Machine learning-driven design of single-atom catalysts for carbon dioxide valorization to high-value chemicals: a review of photocatalysis, electrocatalysis, and thermocatalysis

Abstract

The pressing need for carbon-neutral technologies has driven extensive research into photocatalytic, electrocatalytic, and thermocatalytic CO₂ reduction, with highly efficient single-atom catalysts (SACs) due to their atomically dispersed active sites, tunable coordination environments, and well-defined electronic structures. Recent advances in SACs have demonstrated enhanced activity, selectivity and stability through rational design strategies incorporating transition-metal-based single-atom sites, nitrogen-coordinated frameworks, and perovskite-, graphene-, or MOF-supports. Mechanistically, SACs facilitate CO₂ activation via optimized CO₂ adsorption, electronic-state modulation and selective stabilization of key intermediates, thus promoting tailored product formation.

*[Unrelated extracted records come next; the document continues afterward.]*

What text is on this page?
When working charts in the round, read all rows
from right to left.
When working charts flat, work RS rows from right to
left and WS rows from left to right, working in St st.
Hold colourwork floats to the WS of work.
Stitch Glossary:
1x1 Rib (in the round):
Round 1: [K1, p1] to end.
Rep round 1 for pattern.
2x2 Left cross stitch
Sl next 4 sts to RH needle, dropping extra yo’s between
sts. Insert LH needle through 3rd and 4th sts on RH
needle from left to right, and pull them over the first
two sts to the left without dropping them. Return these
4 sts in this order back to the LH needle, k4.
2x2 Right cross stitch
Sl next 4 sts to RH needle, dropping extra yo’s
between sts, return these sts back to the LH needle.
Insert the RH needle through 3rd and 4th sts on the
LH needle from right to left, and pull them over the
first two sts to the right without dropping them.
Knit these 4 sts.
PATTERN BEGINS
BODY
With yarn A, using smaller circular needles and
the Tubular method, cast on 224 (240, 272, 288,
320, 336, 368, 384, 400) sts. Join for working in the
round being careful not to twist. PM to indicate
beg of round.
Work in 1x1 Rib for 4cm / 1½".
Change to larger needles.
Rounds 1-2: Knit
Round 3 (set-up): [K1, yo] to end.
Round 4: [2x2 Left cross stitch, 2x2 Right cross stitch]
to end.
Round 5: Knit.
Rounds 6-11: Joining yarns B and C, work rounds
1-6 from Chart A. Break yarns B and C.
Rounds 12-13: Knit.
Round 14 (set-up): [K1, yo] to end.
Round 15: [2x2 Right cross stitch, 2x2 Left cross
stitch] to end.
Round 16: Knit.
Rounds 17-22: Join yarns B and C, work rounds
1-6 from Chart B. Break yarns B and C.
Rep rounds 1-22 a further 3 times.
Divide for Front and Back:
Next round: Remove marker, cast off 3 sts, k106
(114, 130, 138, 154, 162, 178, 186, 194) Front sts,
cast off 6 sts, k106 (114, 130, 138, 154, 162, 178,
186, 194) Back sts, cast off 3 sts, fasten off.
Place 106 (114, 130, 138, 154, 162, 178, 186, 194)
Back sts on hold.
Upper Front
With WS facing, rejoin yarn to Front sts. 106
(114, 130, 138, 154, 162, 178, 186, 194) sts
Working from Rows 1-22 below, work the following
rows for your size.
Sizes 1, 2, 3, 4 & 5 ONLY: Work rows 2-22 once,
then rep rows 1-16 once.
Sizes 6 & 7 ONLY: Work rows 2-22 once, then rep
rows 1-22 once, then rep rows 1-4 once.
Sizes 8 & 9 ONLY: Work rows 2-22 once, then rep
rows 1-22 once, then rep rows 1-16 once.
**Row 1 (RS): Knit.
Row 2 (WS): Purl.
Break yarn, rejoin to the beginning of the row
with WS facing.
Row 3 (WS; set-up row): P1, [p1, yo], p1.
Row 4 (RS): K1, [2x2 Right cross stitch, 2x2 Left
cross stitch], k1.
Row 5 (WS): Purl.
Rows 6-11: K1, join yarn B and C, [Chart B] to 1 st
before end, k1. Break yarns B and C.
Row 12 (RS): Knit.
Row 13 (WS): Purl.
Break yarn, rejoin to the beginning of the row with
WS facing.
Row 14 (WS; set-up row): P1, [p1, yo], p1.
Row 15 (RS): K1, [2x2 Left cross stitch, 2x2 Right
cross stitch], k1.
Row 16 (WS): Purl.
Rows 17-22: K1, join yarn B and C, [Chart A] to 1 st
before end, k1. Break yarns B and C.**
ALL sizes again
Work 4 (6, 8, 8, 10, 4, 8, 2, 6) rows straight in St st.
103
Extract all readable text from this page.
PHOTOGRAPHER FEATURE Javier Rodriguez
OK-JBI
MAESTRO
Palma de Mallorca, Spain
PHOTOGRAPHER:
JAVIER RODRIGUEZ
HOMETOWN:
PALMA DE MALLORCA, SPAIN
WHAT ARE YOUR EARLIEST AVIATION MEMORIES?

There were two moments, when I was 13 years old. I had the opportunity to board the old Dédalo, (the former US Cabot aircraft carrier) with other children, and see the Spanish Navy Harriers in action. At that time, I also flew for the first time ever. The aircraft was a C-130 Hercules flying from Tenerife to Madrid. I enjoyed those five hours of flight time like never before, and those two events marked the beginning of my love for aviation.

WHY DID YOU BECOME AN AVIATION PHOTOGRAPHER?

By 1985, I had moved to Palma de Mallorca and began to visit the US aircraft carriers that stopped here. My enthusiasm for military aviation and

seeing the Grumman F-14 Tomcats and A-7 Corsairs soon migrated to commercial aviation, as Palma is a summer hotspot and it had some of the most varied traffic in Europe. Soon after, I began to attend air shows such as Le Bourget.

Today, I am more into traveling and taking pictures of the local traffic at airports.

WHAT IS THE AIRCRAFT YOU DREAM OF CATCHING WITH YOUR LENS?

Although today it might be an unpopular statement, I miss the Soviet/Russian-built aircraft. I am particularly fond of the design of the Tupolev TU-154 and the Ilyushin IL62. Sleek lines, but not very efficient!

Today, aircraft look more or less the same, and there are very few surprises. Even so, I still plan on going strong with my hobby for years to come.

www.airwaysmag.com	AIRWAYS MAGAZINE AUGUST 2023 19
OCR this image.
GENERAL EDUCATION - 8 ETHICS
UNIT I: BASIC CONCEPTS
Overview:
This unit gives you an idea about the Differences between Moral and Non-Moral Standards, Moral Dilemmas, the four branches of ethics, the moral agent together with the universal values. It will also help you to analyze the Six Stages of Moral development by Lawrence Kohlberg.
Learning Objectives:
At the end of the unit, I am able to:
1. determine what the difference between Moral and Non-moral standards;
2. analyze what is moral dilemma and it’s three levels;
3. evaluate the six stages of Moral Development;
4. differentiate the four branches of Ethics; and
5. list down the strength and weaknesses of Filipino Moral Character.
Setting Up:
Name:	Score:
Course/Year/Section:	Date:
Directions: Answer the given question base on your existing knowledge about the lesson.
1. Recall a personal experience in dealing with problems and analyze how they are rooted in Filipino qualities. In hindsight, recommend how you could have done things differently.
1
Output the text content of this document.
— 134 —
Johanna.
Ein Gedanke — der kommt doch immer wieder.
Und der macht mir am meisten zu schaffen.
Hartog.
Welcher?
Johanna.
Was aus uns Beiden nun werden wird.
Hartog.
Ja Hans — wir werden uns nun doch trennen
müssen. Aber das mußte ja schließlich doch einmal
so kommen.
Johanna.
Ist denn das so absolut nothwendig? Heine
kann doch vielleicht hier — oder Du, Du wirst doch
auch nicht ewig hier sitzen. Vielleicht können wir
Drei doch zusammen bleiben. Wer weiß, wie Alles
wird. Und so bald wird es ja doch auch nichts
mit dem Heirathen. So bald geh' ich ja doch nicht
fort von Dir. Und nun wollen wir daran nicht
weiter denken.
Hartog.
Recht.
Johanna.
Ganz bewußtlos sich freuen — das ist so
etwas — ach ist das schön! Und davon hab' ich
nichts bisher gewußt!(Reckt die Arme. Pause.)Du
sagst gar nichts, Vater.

Despite significant progress, challenges remain in understanding the precise electronic effects governing intermediate binding and selectivity and suppressing metal aggregation under operando conditions. This review systematically integrates experimental findings with machine learning (ML)-assisted first-principles calculations, deep learning (DL) frameworks, and density functional theory (DFT) modeling to refine the performances of SACs. ML-driven Bayesian optimization accelerates catalyst discovery by correlating the synthesis parameters with reaction kinetics and thermodynamics. High-throughput experimental validation combined with multi-technique characterization elucidates the structure–activity relationships, providing insights into the electron transfer dynamics, coordination tuning, and catalytic site evolution. The integration of active learning algorithms enables self-optimizing SACs, dynamically adjusting synthesis and reaction conditions for superior selectivity and faradaic efficiency. By bridging predictive modeling with experimental validation, this review presents a comprehensive framework for the rational design of next-generation SACs, paving the way for high-efficiency conversion of CO₂ into valuable chemicals. The synergy between AI-driven catalyst discovery and mechanistic elucidation represents a paradigm shift toward viable and selective CO₂ valorization strategies.